Wikipedia Founder Aims to Launch Search Engine

CYBERSPACE – The founder of the world’s most prolific reference website, Jimmy Wales, has announced plans to expand his Wikipedia empire with the launch of a search engine that is run not on algorithms but human input and intelligence.

Based on a similar philosophy behind Wikipedia, which lets users collaboratively write and edit information on the site, Search Wikia will rely on a community of users to determine the relevancy of web pages and keywords by resorting and editing search results and moving more relevant sites higher up on the page.

Wales said it could take up to three years of user-edits for the site to catch up with search rivals Google and Yahoo.

Wales said Search Wikia is based on the open source search infrastructures of sites Lucene and Nutch and is be backed by several technology companies, including Amazon.com.

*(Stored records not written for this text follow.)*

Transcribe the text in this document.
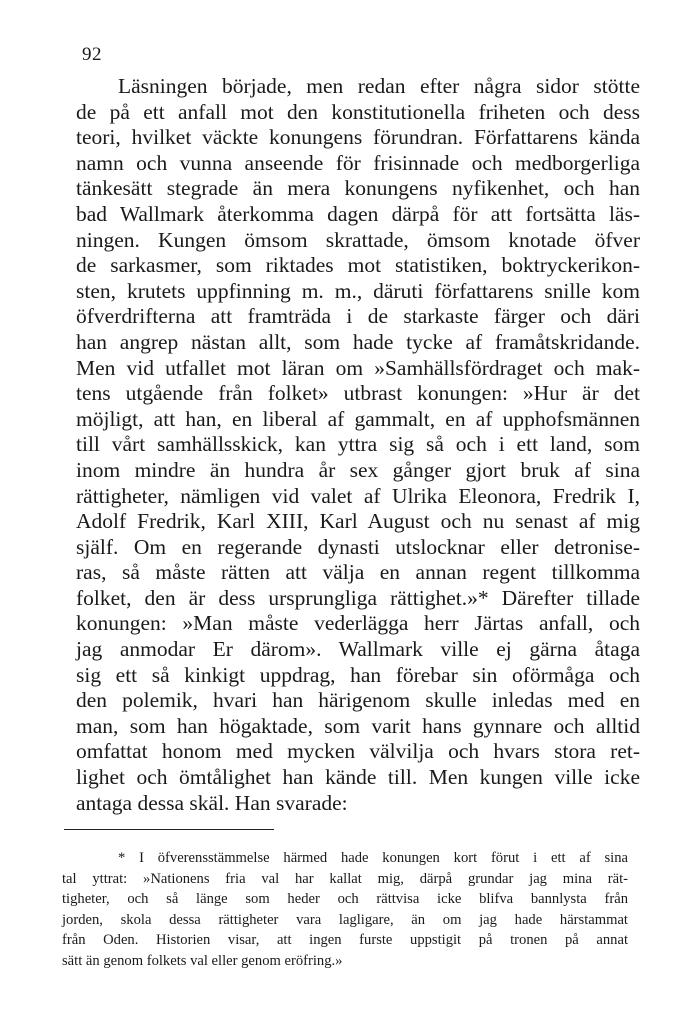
92
Läsningen började, men redan efter några sidor stötte
de på ett anfall mot den konstitutionella friheten och dess
teori, hvilket väckte konungens förundran. Författarens kända
namn och vunna anseende för frisinnade och medborgerliga
tänkesätt stegrade än mera konungens nyfikenhet, och han
bad Wallmark återkomma dagen därpå för att fortsätta läs-
ningen. Kungen ömsom skrattade, ömsom knotade öfver
de sarkasmer, som riktades mot statistiken, boktryckerikon-
sten, krutets uppfinning m. m., däruti författarens snille kom
öfverdrifterna att framträda i de starkaste färger och däri
han angrep nästan allt, som hade tycke af framåtskridande.
Men vid utfallet mot läran om »Samhällsfördraget och mak-
tens utgående från folket» utbrast konungen: »Hur är det
möjligt, att han, en liberal af gammalt, en af upphofsmännen
till vårt samhällsskick, kan yttra sig så och i ett land, som
inom mindre än hundra år sex gånger gjort bruk af sina
rättigheter, nämligen vid valet af Ulrika Eleonora, Fredrik I,
Adolf Fredrik, Karl XIII, Karl August och nu senast af mig
själf. Om en regerande dynasti utslocknar eller detronise-
ras, så måste rätten att välja en annan regent tillkomma
folket, den är dess ursprungliga rättighet.»* Därefter tillade
konungen: »Man måste vederlägga herr Järtas anfall, och
jag anmodar Er därom». Wallmark ville ej gärna åtaga
sig ett så kinkigt uppdrag, han förebar sin oförmåga och
den polemik, hvari han härigenom skulle inledas med en
man, som han högaktade, som varit hans gynnare och alltid
omfattat honom med mycken välvilja och hvars stora ret-
lighet och ömtålighet han kände till. Men kungen ville icke
antaga dessa skäl. Han svarade:
* I öfverensstämmelse härmed hade konungen kort förut i ett af sina
tal yttrat: »Nationens fria val har kallat mig, därpå grundar jag mina rät-
tigheter, och så länge som heder och rättvisa icke blifva bannlysta från
jorden, skola dessa rättigheter vara lagligare, än om jag hade härstammat
från Oden. Historien visar, att ingen furste uppstigit på tronen på annat
sätt än genom folkets val eller genom eröfring.»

Wales told the BBC he was moving into the search engine arena because “search systems for the net were broken.” Wales attributed this dysfunction to the fact that most search engines “lacked freedom, community, accountability and transparency,” and that using algorithms to rank web pages is an inaccurate method of determining the quality of websites.

Search Wikia will be overseen by Wales’ Wikimedia Foundation, with a tentative launch date in early 2007.

Wales founded Wikipedia in 2001. Based on a special type of website called a “wiki,” the site enables collaboration among its community of users, who make thousands of changes to the site’s content on the hour.

At the time of this posting, the term “Search Wikia” had not yet been added to Wikipedia’s database.